Les Russes manifestent contre le contrôle d’Internet par l’État

EPA-EFE/MAXIM SHIPENKOV [Maxim Shipenkov/EPA/EFE]

Des milliers de Russes sont descendus dans les rues de Moscou et de deux autres villes pour protester contre des restrictions accrues sur Internet. C’est la plus grande manifestation depuis des années dans le pays.

Le mois dernier, les députés de la Douma ont adopté une loi contenant un contrôle renforcé sur Internet. Ils assurent qu’elle est nécessaire pour empêcher l’ingérence étrangère dans les affaires russes.

Certains médias russes la comparent toutefois à un « rideau de fer » en ligne alors que d’autres critiques estiment qu’elle servira à museler les dissidents.

Les manifestants se sont rassemblés sur l’avenue de Prospekt Sakharova à Moscou, qui avait été bouclée par les forces de l’ordre. Ils ont tenu des discours sur une scène et entonné des slogans tels que « pas touche à Internet » et « non à l’isolement, arrêtez d’abimer l’Internet russe ».

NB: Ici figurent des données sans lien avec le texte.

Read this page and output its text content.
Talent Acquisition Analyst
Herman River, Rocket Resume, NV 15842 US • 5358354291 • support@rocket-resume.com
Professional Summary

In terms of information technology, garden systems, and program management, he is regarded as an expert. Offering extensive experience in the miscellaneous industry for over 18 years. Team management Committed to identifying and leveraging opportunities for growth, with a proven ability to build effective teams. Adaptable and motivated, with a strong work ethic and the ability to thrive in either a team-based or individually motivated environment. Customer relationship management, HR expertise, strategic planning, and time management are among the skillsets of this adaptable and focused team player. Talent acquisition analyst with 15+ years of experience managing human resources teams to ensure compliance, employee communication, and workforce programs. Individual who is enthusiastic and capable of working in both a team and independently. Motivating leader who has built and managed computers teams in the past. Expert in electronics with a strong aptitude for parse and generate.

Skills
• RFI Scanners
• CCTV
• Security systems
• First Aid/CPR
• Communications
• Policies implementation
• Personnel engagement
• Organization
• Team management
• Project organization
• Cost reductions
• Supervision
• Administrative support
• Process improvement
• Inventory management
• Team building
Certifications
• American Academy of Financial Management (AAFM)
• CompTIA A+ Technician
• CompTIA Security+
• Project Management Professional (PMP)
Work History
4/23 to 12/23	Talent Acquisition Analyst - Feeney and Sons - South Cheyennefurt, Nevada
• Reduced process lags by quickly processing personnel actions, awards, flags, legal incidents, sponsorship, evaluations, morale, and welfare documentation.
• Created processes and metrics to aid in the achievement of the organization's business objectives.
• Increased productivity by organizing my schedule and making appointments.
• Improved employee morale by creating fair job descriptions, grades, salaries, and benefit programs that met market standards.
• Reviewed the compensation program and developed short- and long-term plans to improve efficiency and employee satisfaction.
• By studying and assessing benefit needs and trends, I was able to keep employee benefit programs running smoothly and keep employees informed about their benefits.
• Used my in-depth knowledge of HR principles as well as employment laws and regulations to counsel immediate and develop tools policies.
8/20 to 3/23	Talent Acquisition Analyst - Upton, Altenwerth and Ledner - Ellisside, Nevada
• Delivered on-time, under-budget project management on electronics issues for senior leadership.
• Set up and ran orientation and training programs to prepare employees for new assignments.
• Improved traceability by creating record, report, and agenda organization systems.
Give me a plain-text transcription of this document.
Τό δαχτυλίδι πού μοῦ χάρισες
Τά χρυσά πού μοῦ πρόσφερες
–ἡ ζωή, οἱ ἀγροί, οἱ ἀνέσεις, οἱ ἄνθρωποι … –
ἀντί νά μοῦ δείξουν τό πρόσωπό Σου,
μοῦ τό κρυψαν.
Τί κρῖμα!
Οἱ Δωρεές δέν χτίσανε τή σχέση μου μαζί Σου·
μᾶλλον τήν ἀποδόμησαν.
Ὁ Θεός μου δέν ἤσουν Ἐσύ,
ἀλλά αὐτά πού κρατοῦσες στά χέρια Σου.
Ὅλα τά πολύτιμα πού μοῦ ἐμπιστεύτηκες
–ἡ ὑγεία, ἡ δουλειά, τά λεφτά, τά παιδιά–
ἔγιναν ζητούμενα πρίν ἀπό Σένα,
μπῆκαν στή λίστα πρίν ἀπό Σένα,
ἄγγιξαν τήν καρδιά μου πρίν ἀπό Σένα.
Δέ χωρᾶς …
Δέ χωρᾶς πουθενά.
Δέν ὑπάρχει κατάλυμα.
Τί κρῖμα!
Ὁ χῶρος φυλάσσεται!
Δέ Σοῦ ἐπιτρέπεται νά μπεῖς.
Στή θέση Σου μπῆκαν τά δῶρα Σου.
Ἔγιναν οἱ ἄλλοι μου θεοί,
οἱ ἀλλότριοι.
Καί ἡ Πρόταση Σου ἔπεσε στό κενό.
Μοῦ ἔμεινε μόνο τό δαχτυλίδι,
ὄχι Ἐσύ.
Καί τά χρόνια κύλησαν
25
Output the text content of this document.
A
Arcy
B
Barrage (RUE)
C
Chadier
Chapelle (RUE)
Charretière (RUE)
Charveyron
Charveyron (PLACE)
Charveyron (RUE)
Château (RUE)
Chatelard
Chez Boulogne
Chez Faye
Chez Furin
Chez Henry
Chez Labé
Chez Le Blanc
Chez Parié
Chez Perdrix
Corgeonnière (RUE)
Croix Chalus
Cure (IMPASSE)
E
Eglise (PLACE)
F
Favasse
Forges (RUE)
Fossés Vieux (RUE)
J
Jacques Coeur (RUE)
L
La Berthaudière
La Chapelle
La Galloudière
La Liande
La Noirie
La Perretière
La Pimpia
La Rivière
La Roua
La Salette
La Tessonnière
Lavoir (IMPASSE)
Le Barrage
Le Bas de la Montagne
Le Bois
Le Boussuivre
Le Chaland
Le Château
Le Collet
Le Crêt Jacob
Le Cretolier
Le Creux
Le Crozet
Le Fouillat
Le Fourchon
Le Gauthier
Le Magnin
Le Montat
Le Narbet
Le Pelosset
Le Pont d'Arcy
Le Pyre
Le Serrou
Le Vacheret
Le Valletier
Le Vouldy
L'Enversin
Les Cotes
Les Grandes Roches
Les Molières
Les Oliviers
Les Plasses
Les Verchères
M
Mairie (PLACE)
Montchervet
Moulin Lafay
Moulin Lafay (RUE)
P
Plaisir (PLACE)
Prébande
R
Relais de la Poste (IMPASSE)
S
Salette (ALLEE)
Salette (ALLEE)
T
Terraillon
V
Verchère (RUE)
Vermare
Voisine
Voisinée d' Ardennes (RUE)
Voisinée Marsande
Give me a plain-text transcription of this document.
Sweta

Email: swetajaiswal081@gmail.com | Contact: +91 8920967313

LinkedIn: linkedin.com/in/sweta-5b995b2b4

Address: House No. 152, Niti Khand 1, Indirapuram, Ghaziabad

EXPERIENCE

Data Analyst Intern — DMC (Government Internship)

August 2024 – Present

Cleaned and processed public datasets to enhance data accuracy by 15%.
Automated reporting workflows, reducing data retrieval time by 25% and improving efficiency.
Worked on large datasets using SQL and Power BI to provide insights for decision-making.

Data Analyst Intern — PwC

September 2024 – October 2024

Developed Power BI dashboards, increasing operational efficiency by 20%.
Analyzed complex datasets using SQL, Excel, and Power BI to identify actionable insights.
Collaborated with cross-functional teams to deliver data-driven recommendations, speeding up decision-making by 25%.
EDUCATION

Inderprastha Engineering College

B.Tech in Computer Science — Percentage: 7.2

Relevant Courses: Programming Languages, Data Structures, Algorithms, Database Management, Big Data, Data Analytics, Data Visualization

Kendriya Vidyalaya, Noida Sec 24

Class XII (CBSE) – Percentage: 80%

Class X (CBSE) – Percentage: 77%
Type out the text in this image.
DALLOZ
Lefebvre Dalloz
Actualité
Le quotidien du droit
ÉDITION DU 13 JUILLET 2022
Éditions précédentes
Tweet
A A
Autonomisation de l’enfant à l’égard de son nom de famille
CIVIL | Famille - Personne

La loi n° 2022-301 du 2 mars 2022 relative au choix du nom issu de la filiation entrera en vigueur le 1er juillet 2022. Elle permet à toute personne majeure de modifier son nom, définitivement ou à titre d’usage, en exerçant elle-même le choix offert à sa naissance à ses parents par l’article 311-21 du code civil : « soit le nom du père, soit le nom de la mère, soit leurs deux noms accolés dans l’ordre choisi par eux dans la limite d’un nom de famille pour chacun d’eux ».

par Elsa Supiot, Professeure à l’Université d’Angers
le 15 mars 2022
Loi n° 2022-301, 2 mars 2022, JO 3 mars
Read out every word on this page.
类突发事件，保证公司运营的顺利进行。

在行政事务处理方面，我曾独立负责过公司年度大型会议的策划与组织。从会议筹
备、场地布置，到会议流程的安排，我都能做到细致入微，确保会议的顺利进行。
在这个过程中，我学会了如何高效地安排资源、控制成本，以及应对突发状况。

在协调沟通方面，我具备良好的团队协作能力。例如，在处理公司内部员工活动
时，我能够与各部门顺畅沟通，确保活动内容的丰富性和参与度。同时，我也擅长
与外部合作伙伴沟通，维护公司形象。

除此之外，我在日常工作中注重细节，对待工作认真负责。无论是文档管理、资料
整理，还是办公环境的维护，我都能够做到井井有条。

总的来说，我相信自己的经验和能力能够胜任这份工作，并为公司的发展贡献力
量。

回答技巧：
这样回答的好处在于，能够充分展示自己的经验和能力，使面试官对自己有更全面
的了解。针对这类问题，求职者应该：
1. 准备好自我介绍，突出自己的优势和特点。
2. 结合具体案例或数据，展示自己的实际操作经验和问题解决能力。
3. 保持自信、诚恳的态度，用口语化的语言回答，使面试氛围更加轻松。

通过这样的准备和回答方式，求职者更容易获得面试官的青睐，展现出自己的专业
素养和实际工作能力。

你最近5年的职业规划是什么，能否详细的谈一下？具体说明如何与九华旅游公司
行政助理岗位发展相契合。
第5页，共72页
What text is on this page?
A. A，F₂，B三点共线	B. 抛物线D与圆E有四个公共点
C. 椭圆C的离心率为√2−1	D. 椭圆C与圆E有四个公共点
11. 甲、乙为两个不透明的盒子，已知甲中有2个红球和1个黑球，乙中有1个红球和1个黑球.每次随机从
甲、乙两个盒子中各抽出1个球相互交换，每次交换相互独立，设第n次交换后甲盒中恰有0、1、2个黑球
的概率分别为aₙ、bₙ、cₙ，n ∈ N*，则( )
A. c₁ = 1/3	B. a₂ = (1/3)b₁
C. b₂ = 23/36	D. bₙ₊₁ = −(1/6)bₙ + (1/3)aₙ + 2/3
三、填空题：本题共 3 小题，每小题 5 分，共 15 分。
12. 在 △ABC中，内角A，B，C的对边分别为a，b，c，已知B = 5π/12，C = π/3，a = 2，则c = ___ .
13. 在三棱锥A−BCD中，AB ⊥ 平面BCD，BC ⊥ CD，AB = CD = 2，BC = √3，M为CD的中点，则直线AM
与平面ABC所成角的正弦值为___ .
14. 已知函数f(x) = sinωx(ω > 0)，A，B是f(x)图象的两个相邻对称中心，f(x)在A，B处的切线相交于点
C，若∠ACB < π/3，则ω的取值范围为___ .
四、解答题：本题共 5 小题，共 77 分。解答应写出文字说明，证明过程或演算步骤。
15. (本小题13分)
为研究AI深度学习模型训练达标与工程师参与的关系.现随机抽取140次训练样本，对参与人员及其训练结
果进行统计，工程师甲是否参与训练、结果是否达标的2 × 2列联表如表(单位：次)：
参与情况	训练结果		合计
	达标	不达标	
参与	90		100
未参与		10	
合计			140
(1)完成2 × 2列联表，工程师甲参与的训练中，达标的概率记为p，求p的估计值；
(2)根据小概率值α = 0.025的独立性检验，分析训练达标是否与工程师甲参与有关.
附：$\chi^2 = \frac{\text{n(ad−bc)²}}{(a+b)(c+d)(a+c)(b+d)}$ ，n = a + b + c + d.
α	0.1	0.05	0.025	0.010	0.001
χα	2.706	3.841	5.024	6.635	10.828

La manifestation a attiré près de 15 300 personnes, selon une ONG qui dénombre les participants aux manifestations. Selon la police, ils étaient 6 500.

« Si nous n’agissons pas, ça empirera. Les autorités continueront à n’en faire qu’à leur tête et nous atteindrons un point de non-retour », soutient Dimitri, 28 ans, qui ne souhaite pas donner son nom entier.

Les activistes de l’opposition ont déclaré sur Twitter que la police avait arrêté 15 personnes lors de la manifestation, en confisquant leurs affiches et ballons. La police n’a quant à elle annoncé aucune détention.

Les manifestations à Moscou et dans les villes de Voronej (sud) et de Khabarovsk (extrême-orient), ont toutes été officiellement autorisées. Une poignée d’activistes sont descendus dans les rues de Saint-Pétersbourg, sans l’autorisation des autorités.

Ces dernières années, la Russie a tenté de limiter les libertés sur Internet en bloquant l’accès à certains sites et services de messagerie comme Telegram.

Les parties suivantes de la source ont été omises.